Table 1_Integrated bioinformatics analysis of molecular signatures and therapeutic targets in early sepsis.docx

ObjectiveThis study aimed to identify key molecular signatures and therapeutic targets in early sepsis through integrated bioinformatics analysis. MethodsWe analyzed three independent blood transcriptomic datasets (GSE95233, GSE137340, GSE57065) from the Gene Expression Omnibus. Differential expression, functional enrichment, and protein-protein interaction network analyses were performed to identify overlapping differentially expressed genes (DEGs) and hub genes. The Connectivity Map (cMAP) database was queried to predict potential therapeutic compounds. An independent dataset validated the diagnostic performance and cellular correlates of the hub genes.
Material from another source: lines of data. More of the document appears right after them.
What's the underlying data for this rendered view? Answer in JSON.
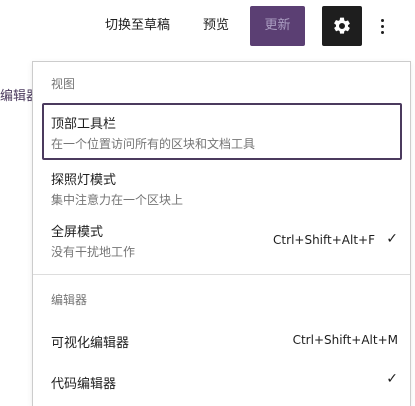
{
  "toolbar": {
    "save_draft_label": "切换至草稿",
    "preview_label": "预览",
    "update_label": "更新",
    "settings_icon": "gear-icon",
    "more_icon": "vertical-ellipsis-icon"
  },
  "background": {
    "editor_label": "编辑器"
  },
  "menu": {
    "view_group": {
      "label": "视图",
      "items": [
        {
          "title": "顶部工具栏",
          "description": "在一个位置访问所有的区块和文档工具",
          "focused": true,
          "checked": false
        },
        {
          "title": "探照灯模式",
          "description": "集中注意力在一个区块上",
          "checked": false
        },
        {
          "title": "全屏模式",
          "description": "没有干扰地工作",
          "shortcut": "Ctrl+Shift+Alt+F",
          "checked": true
        }
      ]
    },
    "editor_group": {
      "label": "编辑器",
      "items": [
        {
          "title": "可视化编辑器",
          "shortcut": "Ctrl+Shift+Alt+M",
          "checked": false
        },
        {
          "title": "代码编辑器",
          "checked": true
        }
      ]
    },
    "check_glyph": "✓"
  },
  "colors": {
    "accent": "#5b3f73",
    "focus_border": "#4b3a5e",
    "dark_button": "#1e1e1e"
  }
}
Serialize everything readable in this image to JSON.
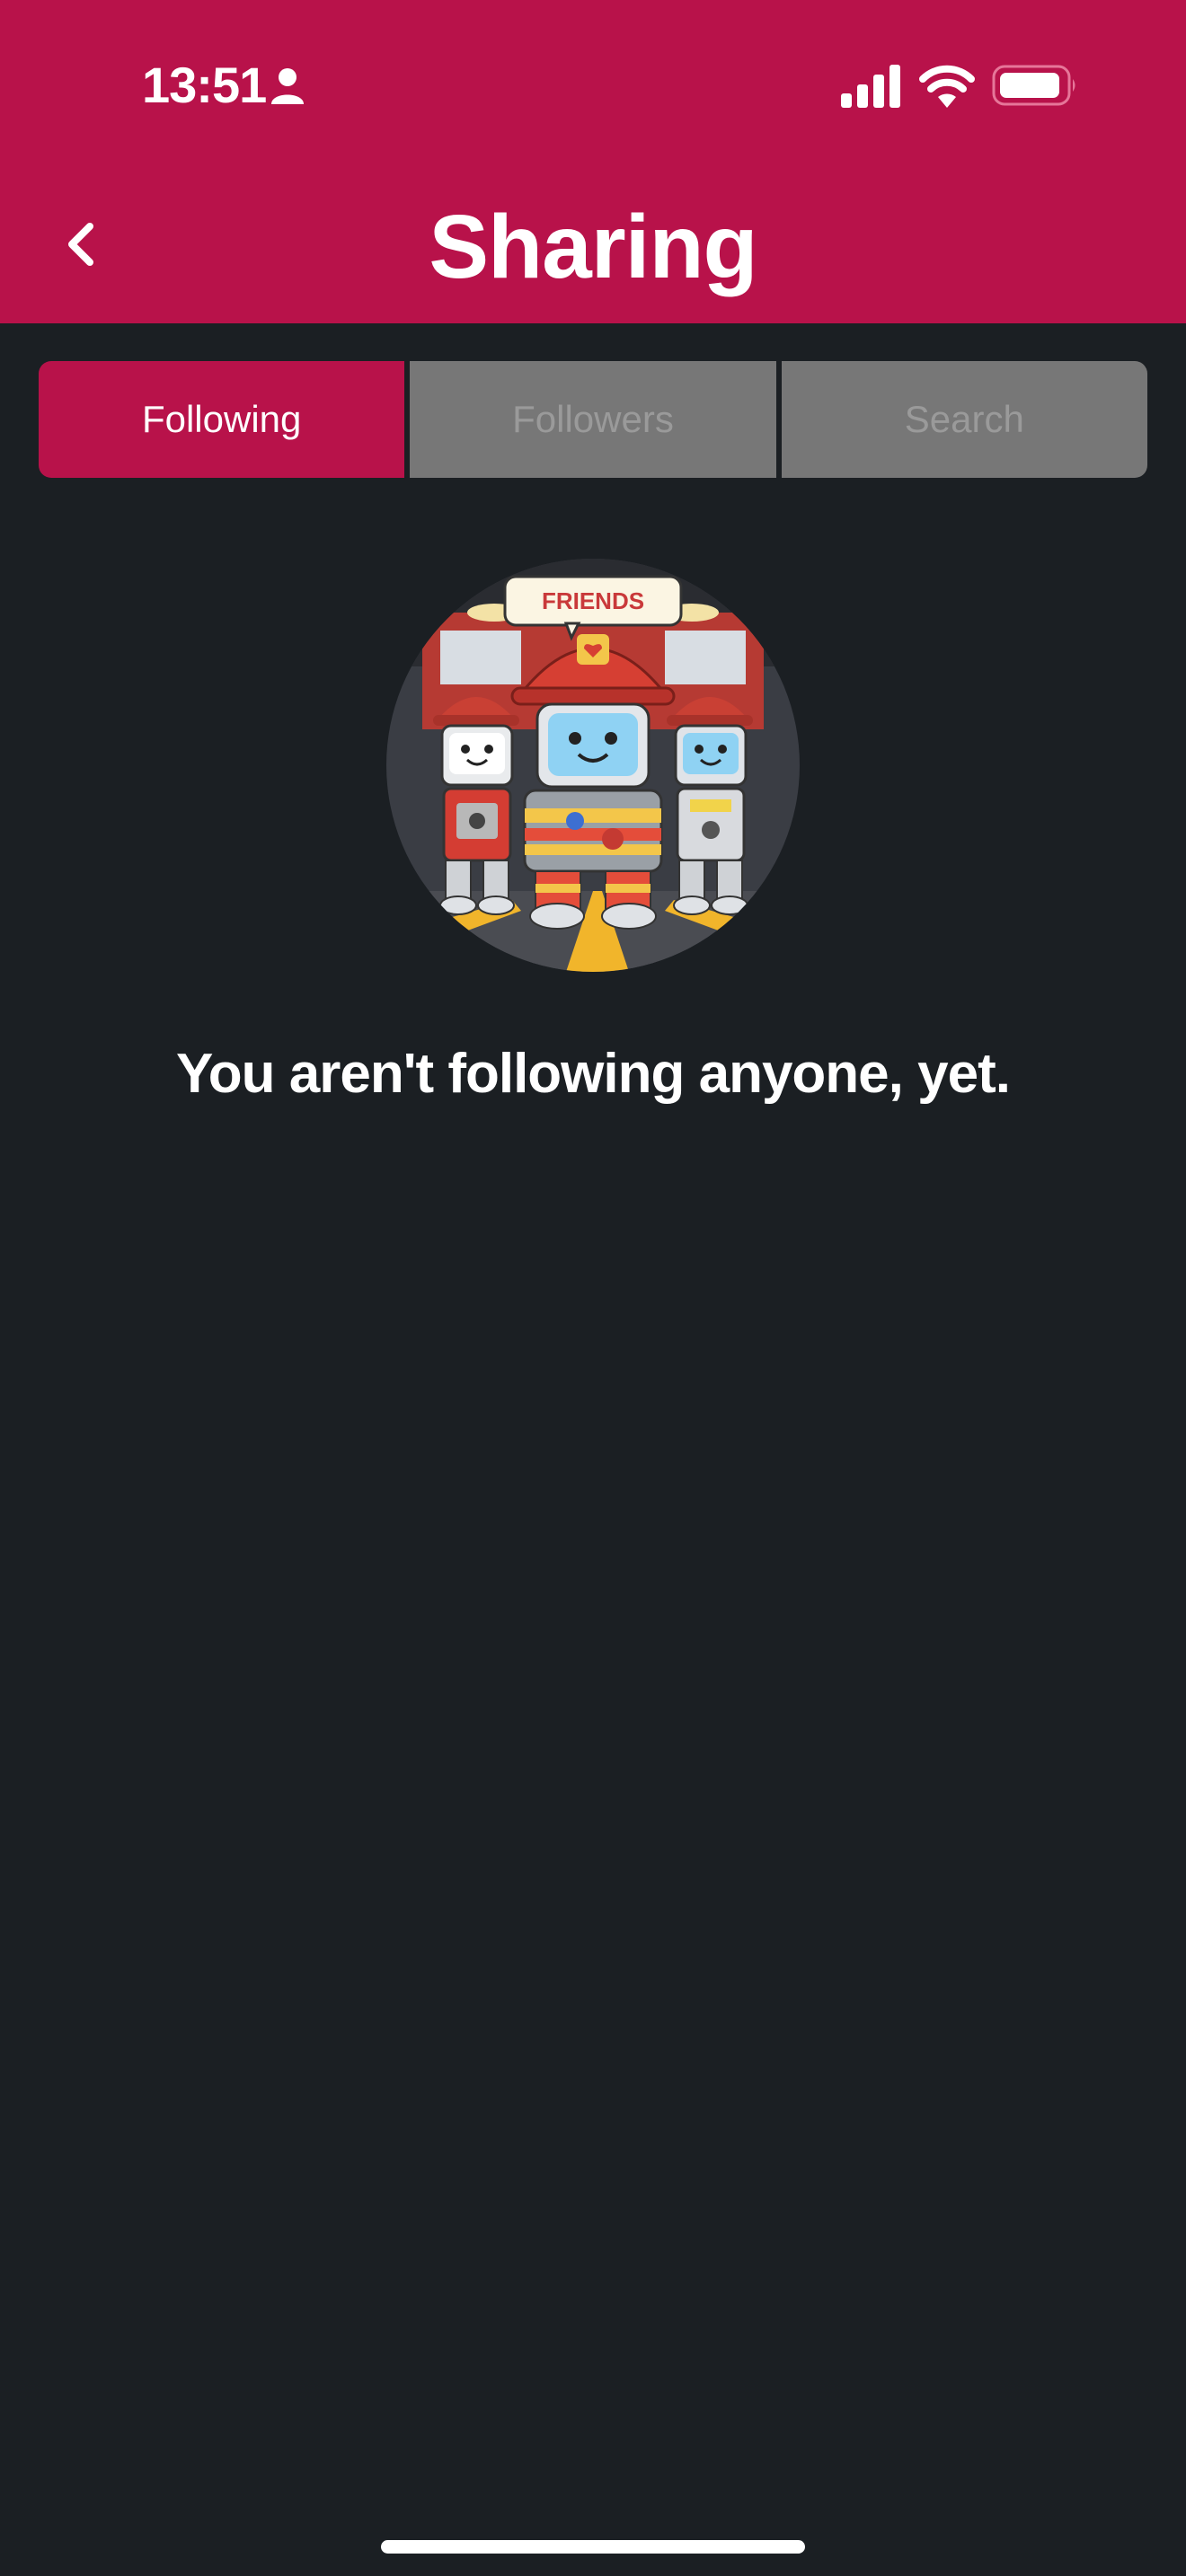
{
  "status_bar": {
    "time": "13:51"
  },
  "header": {
    "title": "Sharing",
    "color": "#b8124a"
  },
  "tabs": [
    {
      "label": "Following",
      "active": true
    },
    {
      "label": "Followers",
      "active": false
    },
    {
      "label": "Search",
      "active": false
    }
  ],
  "illustration": {
    "speech_bubble_text": "FRIENDS",
    "icon": "firefighter-robots-illustration"
  },
  "main": {
    "empty_message": "You aren't following anyone, yet."
  },
  "icons": {
    "back": "chevron-left-icon",
    "person": "person-icon",
    "signal": "cellular-signal-icon",
    "wifi": "wifi-icon",
    "battery": "battery-icon"
  }
}
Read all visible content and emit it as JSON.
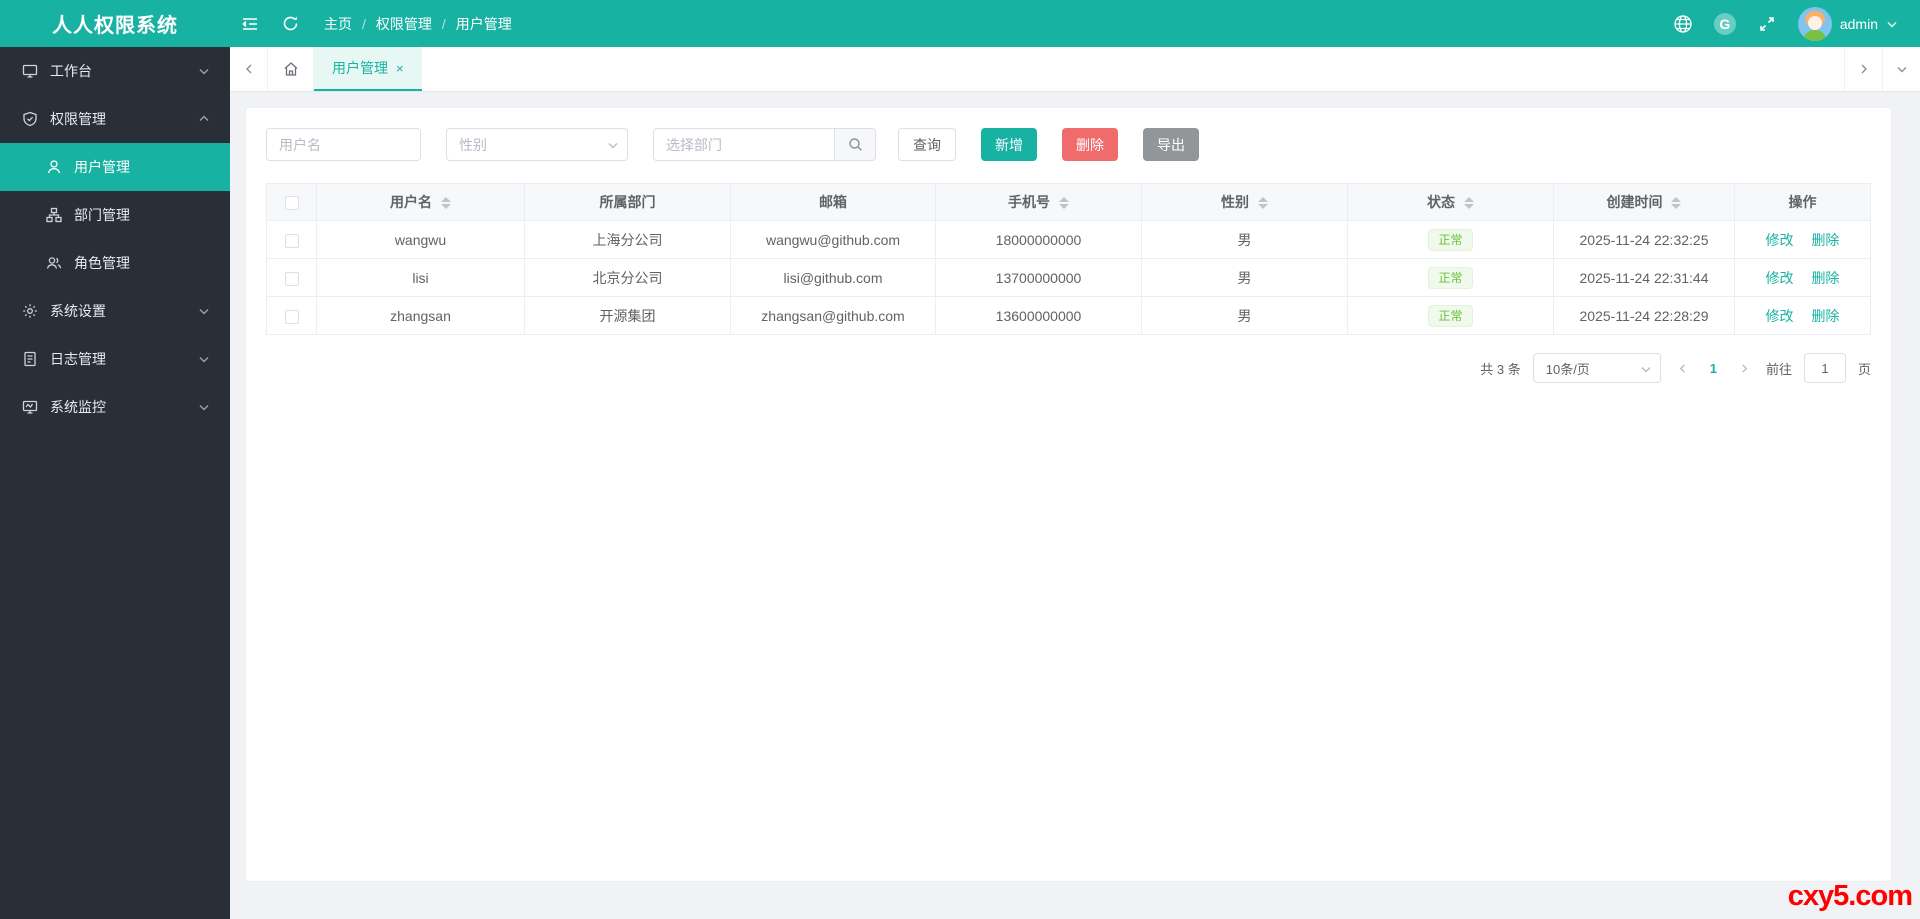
{
  "header": {
    "logo": "人人权限系统",
    "breadcrumb": {
      "home": "主页",
      "section": "权限管理",
      "page": "用户管理",
      "separator": "/"
    },
    "user": "admin"
  },
  "sidebar": {
    "items": [
      {
        "label": "工作台"
      },
      {
        "label": "权限管理"
      },
      {
        "label": "用户管理"
      },
      {
        "label": "部门管理"
      },
      {
        "label": "角色管理"
      },
      {
        "label": "系统设置"
      },
      {
        "label": "日志管理"
      },
      {
        "label": "系统监控"
      }
    ]
  },
  "tabs": {
    "active": "用户管理",
    "close": "×"
  },
  "filters": {
    "username_placeholder": "用户名",
    "gender_placeholder": "性别",
    "dept_placeholder": "选择部门",
    "query_label": "查询",
    "add_label": "新增",
    "delete_label": "删除",
    "export_label": "导出"
  },
  "table": {
    "headers": {
      "username": "用户名",
      "dept": "所属部门",
      "email": "邮箱",
      "phone": "手机号",
      "gender": "性别",
      "status": "状态",
      "created": "创建时间",
      "ops": "操作"
    },
    "rows": [
      {
        "username": "wangwu",
        "dept": "上海分公司",
        "email": "wangwu@github.com",
        "phone": "18000000000",
        "gender": "男",
        "status": "正常",
        "created": "2025-11-24 22:32:25",
        "edit": "修改",
        "del": "删除"
      },
      {
        "username": "lisi",
        "dept": "北京分公司",
        "email": "lisi@github.com",
        "phone": "13700000000",
        "gender": "男",
        "status": "正常",
        "created": "2025-11-24 22:31:44",
        "edit": "修改",
        "del": "删除"
      },
      {
        "username": "zhangsan",
        "dept": "开源集团",
        "email": "zhangsan@github.com",
        "phone": "13600000000",
        "gender": "男",
        "status": "正常",
        "created": "2025-11-24 22:28:29",
        "edit": "修改",
        "del": "删除"
      }
    ]
  },
  "pagination": {
    "total": "共 3 条",
    "page_size": "10条/页",
    "current_page": "1",
    "goto_label": "前往",
    "goto_value": "1",
    "page_unit": "页"
  },
  "watermark": "cxy5.com",
  "colors": {
    "accent": "#17b2a2",
    "danger": "#f06b6b",
    "info": "#939699",
    "success": "#67c23a",
    "sidebar_bg": "#282f37"
  }
}
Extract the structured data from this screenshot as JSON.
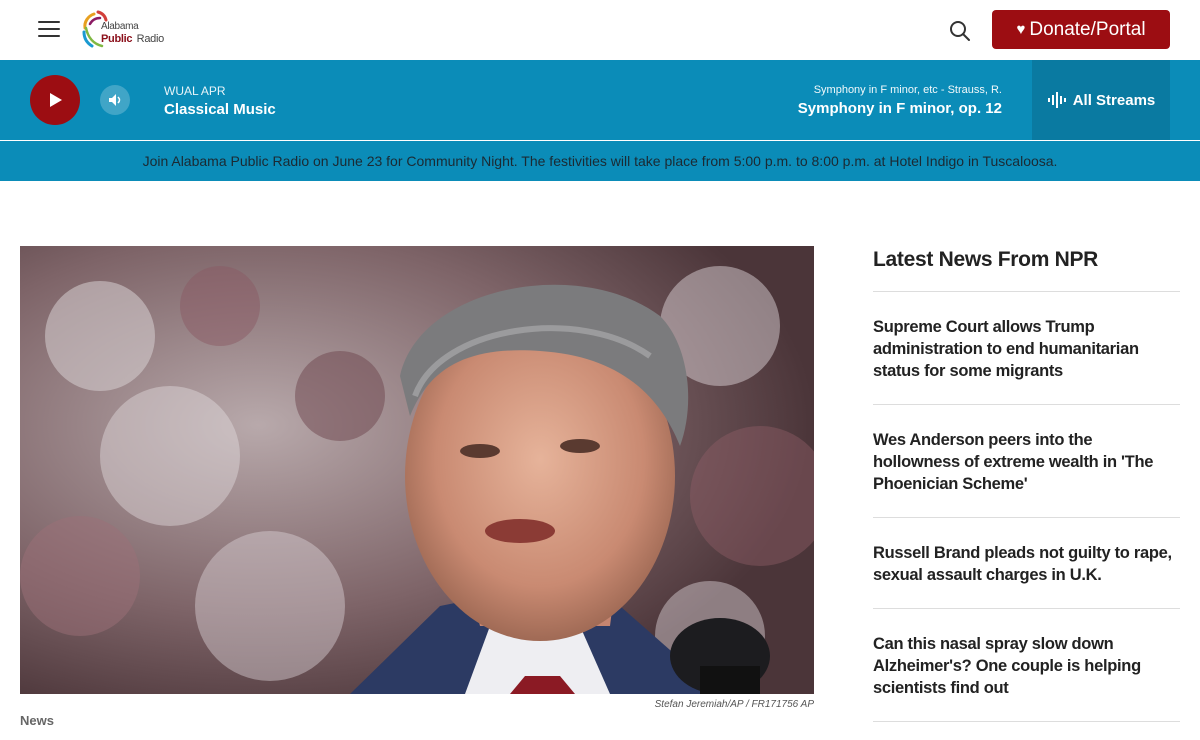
{
  "header": {
    "logo_line1": "Alabama",
    "logo_line2a": "Public",
    "logo_line2b": "Radio",
    "donate_label": "Donate/Portal"
  },
  "player": {
    "station_call": "WUAL APR",
    "station_name": "Classical Music",
    "now_playing_subtitle": "Symphony in F minor, etc - Strauss, R.",
    "now_playing_title": "Symphony in F minor, op. 12",
    "streams_label": "All Streams"
  },
  "announcement": "Join Alabama Public Radio on June 23 for Community Night. The festivities will take place from 5:00 p.m. to 8:00 p.m. at Hotel Indigo in Tuscaloosa.",
  "hero": {
    "caption": "Stefan Jeremiah/AP  /  FR171756 AP",
    "section": "News"
  },
  "sidebar": {
    "title": "Latest News From NPR",
    "items": [
      "Supreme Court allows Trump administration to end humanitarian status for some migrants",
      "Wes Anderson peers into the hollowness of extreme wealth in 'The Phoenician Scheme'",
      "Russell Brand pleads not guilty to rape, sexual assault charges in U.K.",
      "Can this nasal spray slow down Alzheimer's? One couple is helping scientists find out"
    ]
  },
  "colors": {
    "brand_red": "#9c0d12",
    "player_blue": "#0b8cb8",
    "streams_blue": "#0a7aa1"
  }
}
ResultsWe identified 330 overlapping differentially expressed genes enriched in immune pathways like T-cell receptor signaling. Ten hub genes central to T-cell function were pinpointed (CD4, CD247, CD3E, CD2, FYN, ZAP70, CD3G, ITK, LAT, CD5). Independent validation confirmed that these hub genes were significantly down-regulated in sepsis patients, with their expression levels strongly correlating with T-cell exhaustion and inversely correlating with myeloid cell infiltration. While these genes demonstrated excellent diagnostic accuracy (AUC: 0.908–0.999), this high predictive performance likely reflects differences in immune cell composition rather than disease-specific molecular signatures. Additionally, cMAP analysis predicted six potential therapeutic agents (e.g., anastrozole, etofenamate), offering a theoretical framework for drug repurposing in sepsis. ConclusionThis study independently validates the significant down-regulation of T-cell-related genes in early sepsis, reflecting a profound disruption of adaptive immunity. Our findings confirm the robustness of these genes as surrogate markers of early immune imbalance, establishing a critical foundation for future investigations into T-cell-focused immunomodulatory strategies in sepsis.